Plastic was invented as early as 1907 by Leo Hendrik Baekeland, who accidentally created Bakelite. This is the record of the first ever plastic derived from synthetic materials although earlier plastic was derived from organic materials.
However, the history of the first synthetic polymer traces back to 1869. In the mid-1800s, materials like combs, trinkets, billiard boards, and piano keys were made from elephant ivory. The scarce material that elephant ivory is, a billiards company in New York offered 10,000 USD as a reward to anyone who would come up with an alternative. That’s when John Wesley Hyatt derived celluloid from cellulose, the polymer found in plants.
But plastic started becoming a problem only in the early 20th century when plastics began to be made from petroleum. Chemists discovered waste gases from the refineries like ethylene could be used to create all sorts of polymers- PET -polyethylene terephthalate for example, instead of only relying on celluloid for making plastics.
Anything and everything could be made from plastic and there was no looking back. This discovery was the prelude of the plastic tide we are facing today. Plastic was so cheap that companies started making things we never imagined in the first place.
Disposables made from plastics came to be viewed as a relief for the American housewives from drudgery. The disposable plates, cups, and cutlery liberated housewives from about 40 hours of cleaning.
Production grew at such a breakneck speed that half the plastic discarded on our planet has been made in the last 15 years only. The real problem was plastic wasn’t recycled. Even today, the situation is no better, with less than 20% of the global plastic being recycled and the rest lying in our oceans and landfills. China is the largest producer of plastic and only 10% or less of the total plastic made is recycled. One of the prime reasons is recycling in itself is a challenge. While some plastics are easy to recycle, others are very difficult.
Take a look at this chart.
All these unrecycled plastics, unchecked use and lack of proper garbage collection systems resulted in a monumental mess of plastic. Just when the world thought of low-density plastics that can decompose in a hundred years, scientists discovered what is called plastic microbeads, tiny pieces of plastic that are still present as a looming reminder of our casual use of plastics. Meaning plastics will never be fully wiped off the face of Earth and the only way to save our planet is by keeping a check on the manufacture and use of plastics.
The plastic Dilemma- Disposable or Durable?
Does it really make any difference?
A question that is more often asked than not.
We weren’t able to bifurcate single use from durable in a prodigious 8.3 billion tonnes of plastic produced annually, because plastic is plastic. However, looking from a plastic user’s POV, we could very well make out that durable plastics are better than single-use plastics. How? Well, for starters consider using a durable plastic cup instead of several throwaway coffee cups. A durable cup although being made from plastic is definitely better than a hundred single-use cups.
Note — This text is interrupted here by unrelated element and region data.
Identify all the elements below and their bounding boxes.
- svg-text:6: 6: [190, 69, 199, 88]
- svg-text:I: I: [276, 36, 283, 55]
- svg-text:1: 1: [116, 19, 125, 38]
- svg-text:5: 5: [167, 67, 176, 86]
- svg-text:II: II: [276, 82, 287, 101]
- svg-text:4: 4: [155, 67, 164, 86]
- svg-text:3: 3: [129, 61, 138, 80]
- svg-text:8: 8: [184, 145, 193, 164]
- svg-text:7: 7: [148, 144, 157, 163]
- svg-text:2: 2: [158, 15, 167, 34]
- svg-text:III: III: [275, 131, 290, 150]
An article from Forbes titled ‘Plastic isn’t the Enemy, our mindset is’ traces the unchecked use of plastic that accounts for the plastic problem. I think, and almost anyone who is smart enough to realize will agree to the fact that a non-woven bag, even though being as harmful as plastic, can go a long way in saving the planet from the abuse of plastic considering the fact that it will not be used just once like throwaway plastic bags.
Plastic is not the problem. Single-use plastics are. We need sustainable innovations that should be able to incorporate plastic’s admirable qualities and eliminate its harmful ones.
Unlike climate change, no one denies the problem of plastic garbage. Because it is visible, the world is witness to the growing problem. The beaches they vacation on are littered with plastic. Heart -wrenching photos of albatross’s intestines filled with plastic and sea turtles entangled in plastic bags have proved the very fact that plastic is indeed a problem. Add to it BBC documentaries depicting our oceans filled with plastic waste and we know that plastic, once a boon, has become headlines, for all the wrong reasons. The problem became trending, perhaps more than climate change, so much so that 2018’s most frequented headlines in the environment section was about plastic and its problems.
The worldwide plastic production is at an all-time high and so is the plastic problem. More than 500 million tons of plastic is produced every year with over 9 million tons winding up in the ocean. The discarded plastic is creating havoc on the planet and we are in a major crisis.
We are indeed, drowning in millions of tons of plastic!